Alla Ong di al-Umayya l’iniziativa non manca. Ha già affisso centinaia di poster che illustrano in modo ironico gli effetti deleteri del consumo di qat. Al Bayadi ci ride su. «Noi abbiamo fatto la nostra contro- campagna con grandi foto in cui si vede un uomo che mastica qat e costruisce un minareto. Noi siamo contro la droga. Noi siamo per il qat».
Al Bayadi è l’ultimo anello di una filiera che inizia dalle zone di produzione. Come nella regione montagnosa di Mahwit. Macchie di verde colorano gli altipiani aridi. In mezzo al verde si ergono torrette di pietra. Da qui i sorveglianti vigilano sulle piantagioni. In un villaggio remoto, Ibrahim accetta di parlare. «Ho una grande piantagione e devo difenderla. I furti di qat sono quasi all’ordine del giorno. Molte volte scoppiano dei conflitti a fuoco e i ladri vengono uccisi». I figli di Ibrahim spuntano dalla macchia. Imbracciano diversi tipi di armi. Procurarsele non è difficile. Lo Yemen è il Paese con più armi pro-capite al mondo, dopo gli Stati Uniti.
Ibrahim si congeda. Ha da fare. Deve correre in città ad acquistare i pesticidi. Un altro punto dolente. Qualche coltivatore ammette che alcuni pesticidi, di provenienza asiatica, sono venduti a prezzi inferiori a quelli di mercato perché scaduti. «Tumori alla bocca e alla gola sono cresciuti a dismisura» accusano gli attivisti. E non è il solo problema. All’ospedale psichiatrico Alamal di Sana’a raccontano: «Il 90 per cento dei nostri pazienti uomini ha problemi legati all’abuso di qat. Che provoca nei soggetti predisposti patologie come schizofrenia e psicosi».
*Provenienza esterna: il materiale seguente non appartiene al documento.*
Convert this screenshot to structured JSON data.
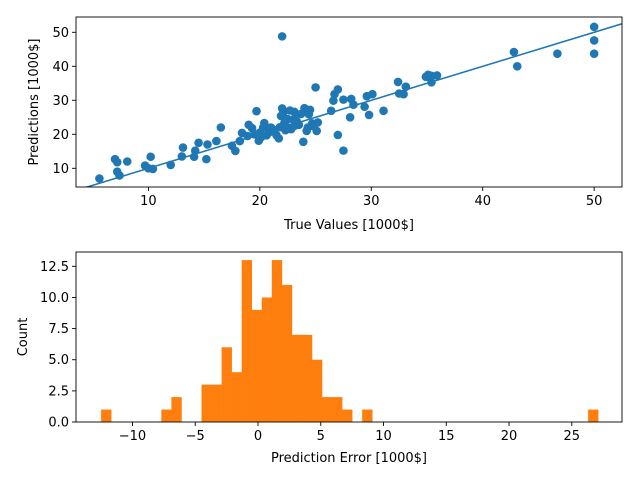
{
  "colors": {
    "scatter": "#1f77b4",
    "fit_line": "#1f77b4",
    "hist": "#ff7f0e",
    "axes": "#000000",
    "background": "#ffffff"
  },
  "chart_data": [
    {
      "type": "scatter",
      "title": "",
      "xlabel": "True Values [1000$]",
      "ylabel": "Predictions [1000$]",
      "xlim": [
        3.5,
        52.5
      ],
      "ylim": [
        4.5,
        54.5
      ],
      "xticks": [
        10,
        20,
        30,
        40,
        50
      ],
      "xtick_labels": [
        "10",
        "20",
        "30",
        "40",
        "50"
      ],
      "yticks": [
        10,
        20,
        30,
        40,
        50
      ],
      "ytick_labels": [
        "10",
        "20",
        "30",
        "40",
        "50"
      ],
      "grid": false,
      "line": {
        "x": [
          3.5,
          52.5
        ],
        "y": [
          3.5,
          52.5
        ]
      },
      "points": [
        [
          5.6,
          7.0
        ],
        [
          7.0,
          12.7
        ],
        [
          7.2,
          11.8
        ],
        [
          7.2,
          9.0
        ],
        [
          7.4,
          7.9
        ],
        [
          8.1,
          12.0
        ],
        [
          9.7,
          10.8
        ],
        [
          10.0,
          10.0
        ],
        [
          10.2,
          13.4
        ],
        [
          10.4,
          9.8
        ],
        [
          12.0,
          11.0
        ],
        [
          13.0,
          13.5
        ],
        [
          13.1,
          16.1
        ],
        [
          14.1,
          13.4
        ],
        [
          14.2,
          15.2
        ],
        [
          14.5,
          17.5
        ],
        [
          15.2,
          12.7
        ],
        [
          15.3,
          17.0
        ],
        [
          16.1,
          18.0
        ],
        [
          16.5,
          22.0
        ],
        [
          17.5,
          16.6
        ],
        [
          17.8,
          15.1
        ],
        [
          18.2,
          18.0
        ],
        [
          18.4,
          20.4
        ],
        [
          18.9,
          19.5
        ],
        [
          19.0,
          22.8
        ],
        [
          19.3,
          21.8
        ],
        [
          19.5,
          20.0
        ],
        [
          19.7,
          26.8
        ],
        [
          19.9,
          18.1
        ],
        [
          20.0,
          20.5
        ],
        [
          20.1,
          19.1
        ],
        [
          20.3,
          22.0
        ],
        [
          20.4,
          23.3
        ],
        [
          20.6,
          19.7
        ],
        [
          20.8,
          20.5
        ],
        [
          21.0,
          22.0
        ],
        [
          21.2,
          21.4
        ],
        [
          21.3,
          20.7
        ],
        [
          21.5,
          19.7
        ],
        [
          21.7,
          18.8
        ],
        [
          21.8,
          22.1
        ],
        [
          21.9,
          25.4
        ],
        [
          22.0,
          48.8
        ],
        [
          22.0,
          27.6
        ],
        [
          22.1,
          26.4
        ],
        [
          22.2,
          23.4
        ],
        [
          22.3,
          21.2
        ],
        [
          22.5,
          24.5
        ],
        [
          22.6,
          22.0
        ],
        [
          22.7,
          27.0
        ],
        [
          22.8,
          21.5
        ],
        [
          23.0,
          24.3
        ],
        [
          23.1,
          26.6
        ],
        [
          23.1,
          22.5
        ],
        [
          23.2,
          25.2
        ],
        [
          23.3,
          23.9
        ],
        [
          23.5,
          22.8
        ],
        [
          23.7,
          26.0
        ],
        [
          23.9,
          17.8
        ],
        [
          24.0,
          27.7
        ],
        [
          24.2,
          21.0
        ],
        [
          24.3,
          22.0
        ],
        [
          24.4,
          25.9
        ],
        [
          24.5,
          27.2
        ],
        [
          24.7,
          23.2
        ],
        [
          24.8,
          22.4
        ],
        [
          25.0,
          33.8
        ],
        [
          25.1,
          21.0
        ],
        [
          25.2,
          23.5
        ],
        [
          26.4,
          26.9
        ],
        [
          26.6,
          29.9
        ],
        [
          26.7,
          31.8
        ],
        [
          27.0,
          33.2
        ],
        [
          27.0,
          19.8
        ],
        [
          27.5,
          15.2
        ],
        [
          27.5,
          30.2
        ],
        [
          28.1,
          25.0
        ],
        [
          28.2,
          30.4
        ],
        [
          28.4,
          28.7
        ],
        [
          29.4,
          28.1
        ],
        [
          29.6,
          31.2
        ],
        [
          29.8,
          25.7
        ],
        [
          30.1,
          31.8
        ],
        [
          31.1,
          26.9
        ],
        [
          32.4,
          35.4
        ],
        [
          32.5,
          32.0
        ],
        [
          32.9,
          31.8
        ],
        [
          33.1,
          34.0
        ],
        [
          34.9,
          36.9
        ],
        [
          35.1,
          37.5
        ],
        [
          35.4,
          35.3
        ],
        [
          35.4,
          37.2
        ],
        [
          35.9,
          37.3
        ],
        [
          42.8,
          44.2
        ],
        [
          43.1,
          40.0
        ],
        [
          46.7,
          43.7
        ],
        [
          50.0,
          51.6
        ],
        [
          50.0,
          47.6
        ],
        [
          50.0,
          43.7
        ]
      ]
    },
    {
      "type": "bar",
      "title": "",
      "xlabel": "Prediction Error [1000$]",
      "ylabel": "Count",
      "xlim": [
        -14.5,
        29.0
      ],
      "ylim": [
        0,
        13.65
      ],
      "bin_width": 0.8,
      "xticks": [
        -10,
        -5,
        0,
        5,
        10,
        15,
        20,
        25
      ],
      "xtick_labels": [
        "−10",
        "−5",
        "0",
        "5",
        "10",
        "15",
        "20",
        "25"
      ],
      "yticks": [
        0,
        2.5,
        5,
        7.5,
        10,
        12.5
      ],
      "ytick_labels": [
        "0.0",
        "2.5",
        "5.0",
        "7.5",
        "10.0",
        "12.5"
      ],
      "grid": false,
      "bins": [
        [
          -12.5,
          1
        ],
        [
          -7.7,
          1
        ],
        [
          -6.9,
          2
        ],
        [
          -4.5,
          3
        ],
        [
          -3.7,
          3
        ],
        [
          -2.9,
          6
        ],
        [
          -2.1,
          4
        ],
        [
          -1.3,
          13
        ],
        [
          -0.5,
          9
        ],
        [
          0.3,
          10
        ],
        [
          1.1,
          13
        ],
        [
          1.9,
          11
        ],
        [
          2.7,
          7
        ],
        [
          3.5,
          7
        ],
        [
          4.3,
          5
        ],
        [
          5.1,
          2
        ],
        [
          5.9,
          2
        ],
        [
          6.7,
          1
        ],
        [
          8.3,
          1
        ],
        [
          26.3,
          1
        ]
      ]
    }
  ]
}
Argomenti che finora non fanno presa. Le fresche e invitanti foglie di qat si trovano dappertutto. Nei villaggi di pietra arroccati sulle montagne, nelle valli remote dell’Adramaut, e nelle piane desertiche e assolate del sud.
Un’ultima informazione. Nel tempo dedicato a leggere questo articolo gli yemeniti hanno già bruciato circa 200mila dollari in qat.